With over 70,000 pounds to its credit, Chestnut Orchard Solutions finished its first harvest as a start-up company. Using the only self-propelled chestnut harvester and cleaner in North America, the FACMA Cimini 180s, well over 65,000 pounds were harvested from orchards around the state. Operators of the FACMA harvester included Dr. Josh Springer and Dr. Carmen Medina. Its good to be back in the lab working on the biological control of chestnut blight, tissue culture, and rooted cuttings of chestnut. Next up, the events surrounding the Great Lakes Expo education session Tuesday, December 6, at 9:00 am (DeVoss Place, Grand Rapids)
At this time, COS team members want to stop and say thanks to those who made this possible.
Our clients, first and foremost, we need to thank you, as you were the ones who trusted us to get to your orchards and harvest as many nuts as possible. It was a somewhat difficult harvest to manage as orchards in the southern tier counties were dropping nuts when the central and northern tier county’s were dropping.

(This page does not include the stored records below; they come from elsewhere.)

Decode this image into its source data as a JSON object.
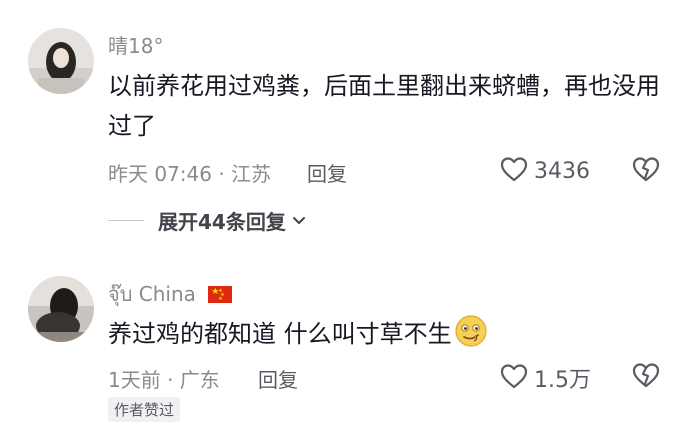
{
  "comments": [
    {
      "username": "晴18°",
      "text": "以前养花用过鸡粪，后面土里翻出来蛴螬，再也没用过了",
      "time_location": "昨天 07:46 · 江苏",
      "reply_label": "回复",
      "like_count": "3436",
      "expand_replies": "展开44条回复"
    },
    {
      "username": "จุ๊บ China",
      "country_flag": "China",
      "text": "养过鸡的都知道 什么叫寸草不生",
      "emoji_icon": "smirk-emoji",
      "time_location": "1天前 · 广东",
      "reply_label": "回复",
      "like_count": "1.5万",
      "badge": "作者赞过"
    }
  ],
  "colors": {
    "text_primary": "#161823",
    "text_secondary": "#8a8b91",
    "badge_bg": "#f1f1f3"
  }
}
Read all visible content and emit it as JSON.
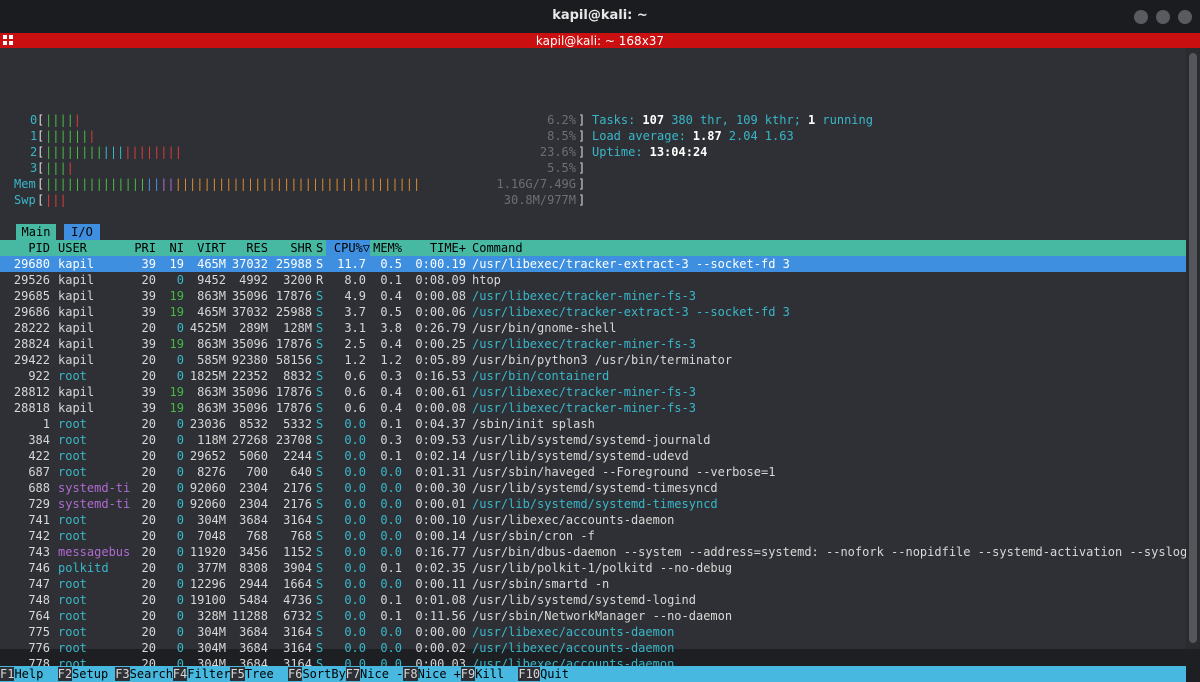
{
  "window": {
    "title": "kapil@kali: ~",
    "subtitle": "kapil@kali: ~ 168x37"
  },
  "meters": {
    "cpu": [
      {
        "label": "0",
        "value": "6.2%"
      },
      {
        "label": "1",
        "value": "8.5%"
      },
      {
        "label": "2",
        "value": "23.6%"
      },
      {
        "label": "3",
        "value": "5.5%"
      }
    ],
    "mem": {
      "label": "Mem",
      "value": "1.16G/7.49G"
    },
    "swp": {
      "label": "Swp",
      "value": "30.8M/977M"
    },
    "tasks": {
      "label": "Tasks:",
      "tasks": "107",
      "thr": "380",
      "thr_label": "thr,",
      "kthr": "109",
      "kthr_label": "kthr;",
      "running": "1",
      "running_label": "running"
    },
    "load": {
      "label": "Load average:",
      "v1": "1.87",
      "v2": "2.04",
      "v3": "1.63"
    },
    "uptime": {
      "label": "Uptime:",
      "value": "13:04:24"
    }
  },
  "tabs": [
    {
      "label": "Main"
    },
    {
      "label": "I/O"
    }
  ],
  "columns": {
    "pid": "PID",
    "user": "USER",
    "pri": "PRI",
    "ni": "NI",
    "virt": "VIRT",
    "res": "RES",
    "shr": "SHR",
    "s": "S",
    "cpu": "CPU%▽",
    "mem": "MEM%",
    "time": "TIME+",
    "cmd": "Command"
  },
  "processes": [
    {
      "pid": "29680",
      "user": "kapil",
      "pri": "39",
      "ni": "19",
      "virt": "465M",
      "res": "37032",
      "shr": "25988",
      "s": "S",
      "cpu": "11.7",
      "mem": "0.5",
      "time": "0:00.19",
      "cmd": "/usr/libexec/tracker-extract-3 --socket-fd 3"
    },
    {
      "pid": "29526",
      "user": "kapil",
      "pri": "20",
      "ni": "0",
      "virt": "9452",
      "res": "4992",
      "shr": "3200",
      "s": "R",
      "cpu": "8.0",
      "mem": "0.1",
      "time": "0:08.09",
      "cmd": "htop"
    },
    {
      "pid": "29685",
      "user": "kapil",
      "pri": "39",
      "ni": "19",
      "virt": "863M",
      "res": "35096",
      "shr": "17876",
      "s": "S",
      "cpu": "4.9",
      "mem": "0.4",
      "time": "0:00.08",
      "cmd": "/usr/libexec/tracker-miner-fs-3"
    },
    {
      "pid": "29686",
      "user": "kapil",
      "pri": "39",
      "ni": "19",
      "virt": "465M",
      "res": "37032",
      "shr": "25988",
      "s": "S",
      "cpu": "3.7",
      "mem": "0.5",
      "time": "0:00.06",
      "cmd": "/usr/libexec/tracker-extract-3 --socket-fd 3"
    },
    {
      "pid": "28222",
      "user": "kapil",
      "pri": "20",
      "ni": "0",
      "virt": "4525M",
      "res": "289M",
      "shr": "128M",
      "s": "S",
      "cpu": "3.1",
      "mem": "3.8",
      "time": "0:26.79",
      "cmd": "/usr/bin/gnome-shell"
    },
    {
      "pid": "28824",
      "user": "kapil",
      "pri": "39",
      "ni": "19",
      "virt": "863M",
      "res": "35096",
      "shr": "17876",
      "s": "S",
      "cpu": "2.5",
      "mem": "0.4",
      "time": "0:00.25",
      "cmd": "/usr/libexec/tracker-miner-fs-3"
    },
    {
      "pid": "29422",
      "user": "kapil",
      "pri": "20",
      "ni": "0",
      "virt": "585M",
      "res": "92380",
      "shr": "58156",
      "s": "S",
      "cpu": "1.2",
      "mem": "1.2",
      "time": "0:05.89",
      "cmd": "/usr/bin/python3 /usr/bin/terminator"
    },
    {
      "pid": "922",
      "user": "root",
      "pri": "20",
      "ni": "0",
      "virt": "1825M",
      "res": "22352",
      "shr": "8832",
      "s": "S",
      "cpu": "0.6",
      "mem": "0.3",
      "time": "0:16.53",
      "cmd": "/usr/bin/containerd"
    },
    {
      "pid": "28812",
      "user": "kapil",
      "pri": "39",
      "ni": "19",
      "virt": "863M",
      "res": "35096",
      "shr": "17876",
      "s": "S",
      "cpu": "0.6",
      "mem": "0.4",
      "time": "0:00.61",
      "cmd": "/usr/libexec/tracker-miner-fs-3"
    },
    {
      "pid": "28818",
      "user": "kapil",
      "pri": "39",
      "ni": "19",
      "virt": "863M",
      "res": "35096",
      "shr": "17876",
      "s": "S",
      "cpu": "0.6",
      "mem": "0.4",
      "time": "0:00.08",
      "cmd": "/usr/libexec/tracker-miner-fs-3"
    },
    {
      "pid": "1",
      "user": "root",
      "pri": "20",
      "ni": "0",
      "virt": "23036",
      "res": "8532",
      "shr": "5332",
      "s": "S",
      "cpu": "0.0",
      "mem": "0.1",
      "time": "0:04.37",
      "cmd": "/sbin/init splash"
    },
    {
      "pid": "384",
      "user": "root",
      "pri": "20",
      "ni": "0",
      "virt": "118M",
      "res": "27268",
      "shr": "23708",
      "s": "S",
      "cpu": "0.0",
      "mem": "0.3",
      "time": "0:09.53",
      "cmd": "/usr/lib/systemd/systemd-journald"
    },
    {
      "pid": "422",
      "user": "root",
      "pri": "20",
      "ni": "0",
      "virt": "29652",
      "res": "5060",
      "shr": "2244",
      "s": "S",
      "cpu": "0.0",
      "mem": "0.1",
      "time": "0:02.14",
      "cmd": "/usr/lib/systemd/systemd-udevd"
    },
    {
      "pid": "687",
      "user": "root",
      "pri": "20",
      "ni": "0",
      "virt": "8276",
      "res": "700",
      "shr": "640",
      "s": "S",
      "cpu": "0.0",
      "mem": "0.0",
      "time": "0:01.31",
      "cmd": "/usr/sbin/haveged --Foreground --verbose=1"
    },
    {
      "pid": "688",
      "user": "systemd-ti",
      "pri": "20",
      "ni": "0",
      "virt": "92060",
      "res": "2304",
      "shr": "2176",
      "s": "S",
      "cpu": "0.0",
      "mem": "0.0",
      "time": "0:00.30",
      "cmd": "/usr/lib/systemd/systemd-timesyncd"
    },
    {
      "pid": "729",
      "user": "systemd-ti",
      "pri": "20",
      "ni": "0",
      "virt": "92060",
      "res": "2304",
      "shr": "2176",
      "s": "S",
      "cpu": "0.0",
      "mem": "0.0",
      "time": "0:00.01",
      "cmd": "/usr/lib/systemd/systemd-timesyncd"
    },
    {
      "pid": "741",
      "user": "root",
      "pri": "20",
      "ni": "0",
      "virt": "304M",
      "res": "3684",
      "shr": "3164",
      "s": "S",
      "cpu": "0.0",
      "mem": "0.0",
      "time": "0:00.10",
      "cmd": "/usr/libexec/accounts-daemon"
    },
    {
      "pid": "742",
      "user": "root",
      "pri": "20",
      "ni": "0",
      "virt": "7048",
      "res": "768",
      "shr": "768",
      "s": "S",
      "cpu": "0.0",
      "mem": "0.0",
      "time": "0:00.14",
      "cmd": "/usr/sbin/cron -f"
    },
    {
      "pid": "743",
      "user": "messagebus",
      "pri": "20",
      "ni": "0",
      "virt": "11920",
      "res": "3456",
      "shr": "1152",
      "s": "S",
      "cpu": "0.0",
      "mem": "0.0",
      "time": "0:16.77",
      "cmd": "/usr/bin/dbus-daemon --system --address=systemd: --nofork --nopidfile --systemd-activation --syslog-o"
    },
    {
      "pid": "746",
      "user": "polkitd",
      "pri": "20",
      "ni": "0",
      "virt": "377M",
      "res": "8308",
      "shr": "3904",
      "s": "S",
      "cpu": "0.0",
      "mem": "0.1",
      "time": "0:02.35",
      "cmd": "/usr/lib/polkit-1/polkitd --no-debug"
    },
    {
      "pid": "747",
      "user": "root",
      "pri": "20",
      "ni": "0",
      "virt": "12296",
      "res": "2944",
      "shr": "1664",
      "s": "S",
      "cpu": "0.0",
      "mem": "0.0",
      "time": "0:00.11",
      "cmd": "/usr/sbin/smartd -n"
    },
    {
      "pid": "748",
      "user": "root",
      "pri": "20",
      "ni": "0",
      "virt": "19100",
      "res": "5484",
      "shr": "4736",
      "s": "S",
      "cpu": "0.0",
      "mem": "0.1",
      "time": "0:01.08",
      "cmd": "/usr/lib/systemd/systemd-logind"
    },
    {
      "pid": "764",
      "user": "root",
      "pri": "20",
      "ni": "0",
      "virt": "328M",
      "res": "11288",
      "shr": "6732",
      "s": "S",
      "cpu": "0.0",
      "mem": "0.1",
      "time": "0:11.56",
      "cmd": "/usr/sbin/NetworkManager --no-daemon"
    },
    {
      "pid": "775",
      "user": "root",
      "pri": "20",
      "ni": "0",
      "virt": "304M",
      "res": "3684",
      "shr": "3164",
      "s": "S",
      "cpu": "0.0",
      "mem": "0.0",
      "time": "0:00.00",
      "cmd": "/usr/libexec/accounts-daemon"
    },
    {
      "pid": "776",
      "user": "root",
      "pri": "20",
      "ni": "0",
      "virt": "304M",
      "res": "3684",
      "shr": "3164",
      "s": "S",
      "cpu": "0.0",
      "mem": "0.0",
      "time": "0:00.02",
      "cmd": "/usr/libexec/accounts-daemon"
    },
    {
      "pid": "778",
      "user": "root",
      "pri": "20",
      "ni": "0",
      "virt": "304M",
      "res": "3684",
      "shr": "3164",
      "s": "S",
      "cpu": "0.0",
      "mem": "0.0",
      "time": "0:00.03",
      "cmd": "/usr/libexec/accounts-daemon"
    }
  ],
  "function_keys": [
    {
      "key": "F1",
      "label": "Help"
    },
    {
      "key": "F2",
      "label": "Setup"
    },
    {
      "key": "F3",
      "label": "Search"
    },
    {
      "key": "F4",
      "label": "Filter"
    },
    {
      "key": "F5",
      "label": "Tree"
    },
    {
      "key": "F6",
      "label": "SortBy"
    },
    {
      "key": "F7",
      "label": "Nice -"
    },
    {
      "key": "F8",
      "label": "Nice +"
    },
    {
      "key": "F9",
      "label": "Kill"
    },
    {
      "key": "F10",
      "label": "Quit"
    }
  ],
  "colors": {
    "accent": "#47b9a2",
    "selection": "#3f8fe0",
    "titlebar_red": "#c90f0f",
    "function_bar": "#47b9e0"
  }
}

We made the trip from near the Indiana state line to the 45th parallel, and back to Clarksville, more than once. So, for the three of us at COS, thank you for your trust, your help and your encouragement.
FACMA, who makes the best chestnut harvesters and who has supported our efforts in Michigan for the past several years. This year, our little machine harvested the amount that had been close to the previous state record last year.
Michigan State University, who worked with COS to help make this harvest possible.
Mario Mandujano, who taught us how to use the harvester, told us its secrets, and taught us to care for it; he really worked behind the scenes to make this commercial harvest possible in everyway. Thank you Mario for trusting us to do it right.
Jim Blaha, an engineer who worked on the machine, helping to prepare it for its biggest harvest.
Mark Stites (Repairs and More, LLC), Elk Rapids, who answered a call for help one day when a problem needed diagnosing and fixing. We were a long way from home. It ended up being a blown fuse, but how did we know? Thanks, Mark. Need help in Elk Rapids area? Call 231-360-9070 and ask for Mark.
Don Guateri, who put things in order with the orchards up north and found us Mark Stites when we were far from home. Don, you stuck with us when we were on the verge.
Gary Zehr and Dr. Dan Guyer, both who made these weeks possible with their past and current support of our mechanical needs in all aspects of chestnut work.
Without these organizations and people, the three team members of COS would not have been able to commercially harvest approximately 30% of the state’s cooperative totals. We hope to have more machines in the orchards next year.
With burs full of chestnuts and trees dropping burs, COS attempted to harvest as many chestnuts as possible, by Nut Wizard and FACMA harvester.
We ran chestnuts back to Clarksville as often as possible. Here a ton of chestnuts are ready to leave a farm at the 45th parallel after dark for delivery to CGI the next morning.
Big horse or small trees. Competition for the chestnuts was increasing by the day.
Remember when we asked you to prune your trees and you asked, “Why?”
Carmen stops the harvester and assesses the fix before allowing the harvester to move forward again.
Josh working the harvester on the last day in an orchard never harvested by machine prior to this day.